Publiquei a notícia da censura ucraniana na última sexta-feira em minha conta no Twitter e recebi uma série de críticas, tanto de leitores partidários da Ucrânia como da Rússia.

O resumo dos comentários é: na guerra valeria tudo…

Mas, não vale. Os fins não justificam os meios. “Morrer no combate não é uma desonra, mas abrir mão da liberdade é” — respondi.

Leitores mais pacifistas podem pensar que estou radicalizando, ou que meses no conflito afetaram meu julgamento. Dessa vez escrevo da segurança de terras brasileiras.

Mas esse assunto é maior que a questão da imprensa. Estamos tratando de liberdade.

Vi diversos combatentes e voluntários de praticamente todo o Ocidente correrem para a Ucrânia para defender ideias de liberdade, contra o autoritarismo russo. É claro que houve quem viajou para ganhar dinheiro, mas esses se frustraram — pois a Ucrânia nem pagou a totalidade dos salários que prometeu (isso merece uma coluna à parte, no futuro).

Essa visão da guerra resume o que parece ser o principal motivo da ajuda ocidental aos ucranianos, tanto de indivíduos como de Estados: a luta para preservar uma democracia do avanço do autoritarismo russo por meio da anexação territorial.

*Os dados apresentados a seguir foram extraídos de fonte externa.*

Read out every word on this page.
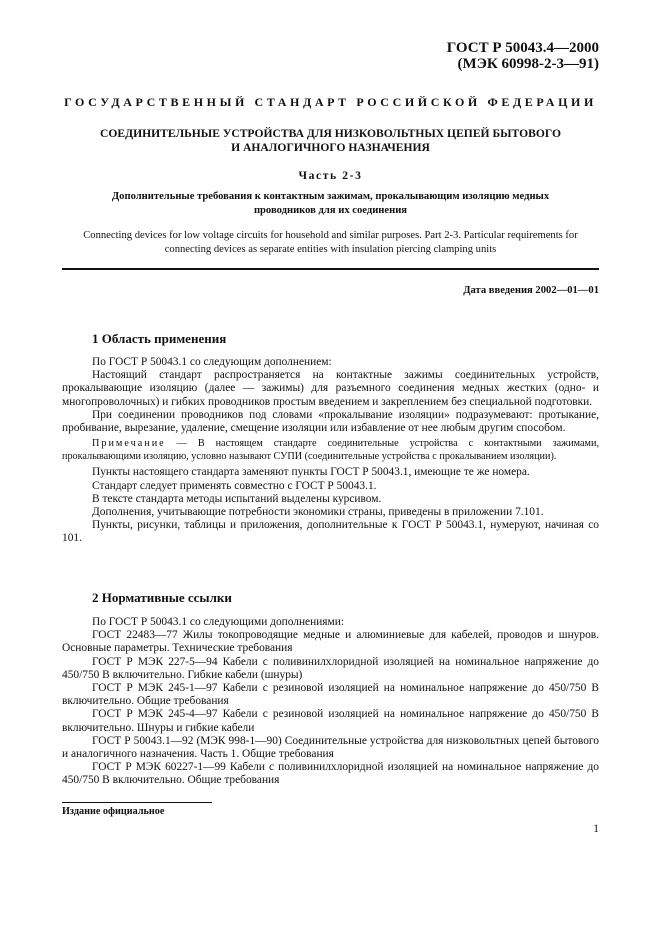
ГОСТ Р 50043.4—2000
(МЭК 60998-2-3—91)
ГОСУДАРСТВЕННЫЙ СТАНДАРТ РОССИЙСКОЙ ФЕДЕРАЦИИ
СОЕДИНИТЕЛЬНЫЕ УСТРОЙСТВА ДЛЯ НИЗКОВОЛЬТНЫХ ЦЕПЕЙ БЫТОВОГО
И АНАЛОГИЧНОГО НАЗНАЧЕНИЯ
Часть 2-3
Дополнительные требования к контактным зажимам, прокалывающим изоляцию медных
проводников для их соединения
Connecting devices for low voltage circuits for household and similar purposes. Part 2-3. Particular requirements for
connecting devices as separate entities with insulation piercing clamping units
Дата введения 2002—01—01
1 Область применения

По ГОСТ Р 50043.1 со следующим дополнением:

Настоящий стандарт распространяется на контактные зажимы соединительных устройств, прокалывающие изоляцию (далее — зажимы) для разъемного соединения медных жестких (одно- и многопроволочных) и гибких проводников простым введением и закреплением без специальной подготовки.

При соединении проводников под словами «прокалывание изоляции» подразумевают: протыкание, пробивание, вырезание, удаление, смещение изоляции или избавление от нее любым другим способом.

Примечание — В настоящем стандарте соединительные устройства с контактными зажимами, прокалывающими изоляцию, условно называют СУПИ (соединительные устройства с прокалыванием изоляции).

Пункты настоящего стандарта заменяют пункты ГОСТ Р 50043.1, имеющие те же номера.

Стандарт следует применять совместно с ГОСТ Р 50043.1.

В тексте стандарта методы испытаний выделены курсивом.

Дополнения, учитывающие потребности экономики страны, приведены в приложении 7.101.

Пункты, рисунки, таблицы и приложения, дополнительные к ГОСТ Р 50043.1, нумеруют, начиная со 101.

2 Нормативные ссылки

По ГОСТ Р 50043.1 со следующими дополнениями:

ГОСТ 22483—77 Жилы токопроводящие медные и алюминиевые для кабелей, проводов и шнуров. Основные параметры. Технические требования

ГОСТ Р МЭК 227-5—94 Кабели с поливинилхлоридной изоляцией на номинальное напряжение до 450/750 В включительно. Гибкие кабели (шнуры)

ГОСТ Р МЭК 245-1—97 Кабели с резиновой изоляцией на номинальное напряжение до 450/750 В включительно. Общие требования

ГОСТ Р МЭК 245-4—97 Кабели с резиновой изоляцией на номинальное напряжение до 450/750 В включительно. Шнуры и гибкие кабели

ГОСТ Р 50043.1—92 (МЭК 998-1—90) Соединительные устройства для низковольтных цепей бытового и аналогичного назначения. Часть 1. Общие требования

ГОСТ Р МЭК 60227-1—99 Кабели с поливинилхлоридной изоляцией на номинальное напряжение до 450/750 В включительно. Общие требования

Издание официальное
1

É certo que a indústria bélica e potências como os Estados Unidos lucram muito com a guerra. Mas, o cenário é muito diferente de guerras passadas, injustificáveis do ponto de vista moral, como a busca por armas de destruição em massa que justificou a invasão do Iraque. Ou inúmeras aventuras ocidentais para impor eleições a países com histórias e culturas muito diferentes.

Assim, se a Ucrânia começa a se parecer cada vez mais com a Rússia, por que manter o apoio ao governo ucraniano?

Logo no início da invasão, no centro de imprensa de Lviv, questionei diversas autoridades ucranianas sobre a contradição entre democracia e lei marcial (que possibilitou o banimento de partidos de oposição afirmando que eles eram pró-Rússia). A resposta padrão era que a democracia ucraniana é forte o bastante para ser retomada plenamente após a guerra. Agora, a questão seria de sobrevivência.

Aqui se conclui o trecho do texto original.